PROMESA’s Dangerous Premises
Improving Puerto Rico’s economic dynamics will require a new set of policies, including a debt restructuring that provides the country with the relief it needs to implement policies that enable a restoration of growth. But the ten-year fiscal plan that will provide the basis of debt-restructuring decisions could make a bad situation worse.
NEW YORK – Puerto Rico’s economy is in deep trouble. More than a decade of recession has made the public debt unsustainable and is fueling migration outflows to the United States mainland, affecting the lives of thousands of families and imposing a higher burden on those who stay. Reversing this destabilizing dynamic will require a debt restructuring that provides the relief needed to implement pro-growth policies. Unfortunately, what is being offered isn’t nearly enough.
Puerto Rico’s debt is to be restructured under a framework established by the Puerto Rico Oversight, Management, and Economic Stability Act (PROMESA). That federal law, enacted in June 2016, also established an Oversight Board with fiscal decision-making authority for the US commonwealth.

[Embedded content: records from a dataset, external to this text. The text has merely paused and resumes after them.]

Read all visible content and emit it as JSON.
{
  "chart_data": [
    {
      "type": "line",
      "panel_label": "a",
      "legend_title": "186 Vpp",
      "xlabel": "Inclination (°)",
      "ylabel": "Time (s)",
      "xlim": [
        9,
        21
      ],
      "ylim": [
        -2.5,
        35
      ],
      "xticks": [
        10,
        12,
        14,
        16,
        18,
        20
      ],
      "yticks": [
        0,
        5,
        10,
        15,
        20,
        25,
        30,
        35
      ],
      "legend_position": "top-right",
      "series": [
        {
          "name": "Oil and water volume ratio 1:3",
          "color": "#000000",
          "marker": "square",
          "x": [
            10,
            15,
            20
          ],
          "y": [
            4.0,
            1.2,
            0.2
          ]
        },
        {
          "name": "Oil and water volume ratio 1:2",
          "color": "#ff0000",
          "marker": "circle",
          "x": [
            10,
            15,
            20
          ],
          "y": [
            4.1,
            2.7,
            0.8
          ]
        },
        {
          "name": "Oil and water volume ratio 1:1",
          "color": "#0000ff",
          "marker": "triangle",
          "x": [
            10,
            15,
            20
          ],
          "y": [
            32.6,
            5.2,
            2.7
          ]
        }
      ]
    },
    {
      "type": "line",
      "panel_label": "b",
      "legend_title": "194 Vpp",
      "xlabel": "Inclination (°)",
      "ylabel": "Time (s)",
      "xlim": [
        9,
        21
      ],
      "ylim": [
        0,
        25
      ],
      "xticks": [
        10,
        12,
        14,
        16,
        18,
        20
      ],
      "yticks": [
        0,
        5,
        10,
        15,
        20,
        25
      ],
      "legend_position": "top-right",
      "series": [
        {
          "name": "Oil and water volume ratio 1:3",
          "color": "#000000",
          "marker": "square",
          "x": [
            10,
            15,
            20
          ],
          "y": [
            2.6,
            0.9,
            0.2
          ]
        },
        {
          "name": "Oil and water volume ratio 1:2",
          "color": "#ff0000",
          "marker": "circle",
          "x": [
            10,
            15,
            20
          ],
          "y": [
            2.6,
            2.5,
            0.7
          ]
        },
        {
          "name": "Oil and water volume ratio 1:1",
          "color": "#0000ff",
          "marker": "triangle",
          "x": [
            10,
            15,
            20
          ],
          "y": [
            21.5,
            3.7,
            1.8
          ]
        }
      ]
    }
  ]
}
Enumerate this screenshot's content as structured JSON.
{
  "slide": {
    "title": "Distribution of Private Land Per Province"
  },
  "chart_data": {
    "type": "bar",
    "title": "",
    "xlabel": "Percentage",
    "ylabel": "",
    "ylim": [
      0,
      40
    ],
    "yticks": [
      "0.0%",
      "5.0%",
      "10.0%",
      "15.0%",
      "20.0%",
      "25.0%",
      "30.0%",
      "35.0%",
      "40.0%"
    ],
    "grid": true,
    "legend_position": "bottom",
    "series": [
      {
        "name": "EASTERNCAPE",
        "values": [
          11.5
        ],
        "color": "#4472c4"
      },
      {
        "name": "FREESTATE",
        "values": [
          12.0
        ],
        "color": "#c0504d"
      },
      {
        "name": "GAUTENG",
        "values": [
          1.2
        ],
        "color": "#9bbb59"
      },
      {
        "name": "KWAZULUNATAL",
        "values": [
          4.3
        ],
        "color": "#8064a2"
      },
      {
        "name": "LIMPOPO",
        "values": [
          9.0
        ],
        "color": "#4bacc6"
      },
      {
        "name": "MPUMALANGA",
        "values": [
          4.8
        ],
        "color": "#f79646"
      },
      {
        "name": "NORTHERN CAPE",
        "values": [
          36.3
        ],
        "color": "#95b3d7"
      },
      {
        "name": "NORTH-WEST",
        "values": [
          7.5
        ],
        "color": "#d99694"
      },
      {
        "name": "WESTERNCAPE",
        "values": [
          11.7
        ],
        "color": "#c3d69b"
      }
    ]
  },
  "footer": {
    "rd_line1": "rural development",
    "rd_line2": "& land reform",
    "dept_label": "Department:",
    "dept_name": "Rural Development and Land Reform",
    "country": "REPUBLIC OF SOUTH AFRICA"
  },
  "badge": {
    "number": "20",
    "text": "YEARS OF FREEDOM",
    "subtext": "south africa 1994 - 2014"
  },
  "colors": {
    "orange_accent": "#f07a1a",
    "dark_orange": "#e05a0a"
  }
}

The restructuring process started on May 3, when the Board filed a petition in federal court. But many crucial decisions have yet to be taken, such as how much overall debt relief will be provided, and how the “haircut” will be distributed among holders of different types of bonds. These decisions will determine which policies are feasible to boost Puerto Rico’s economic prospects – and thus how much it can pay its creditors.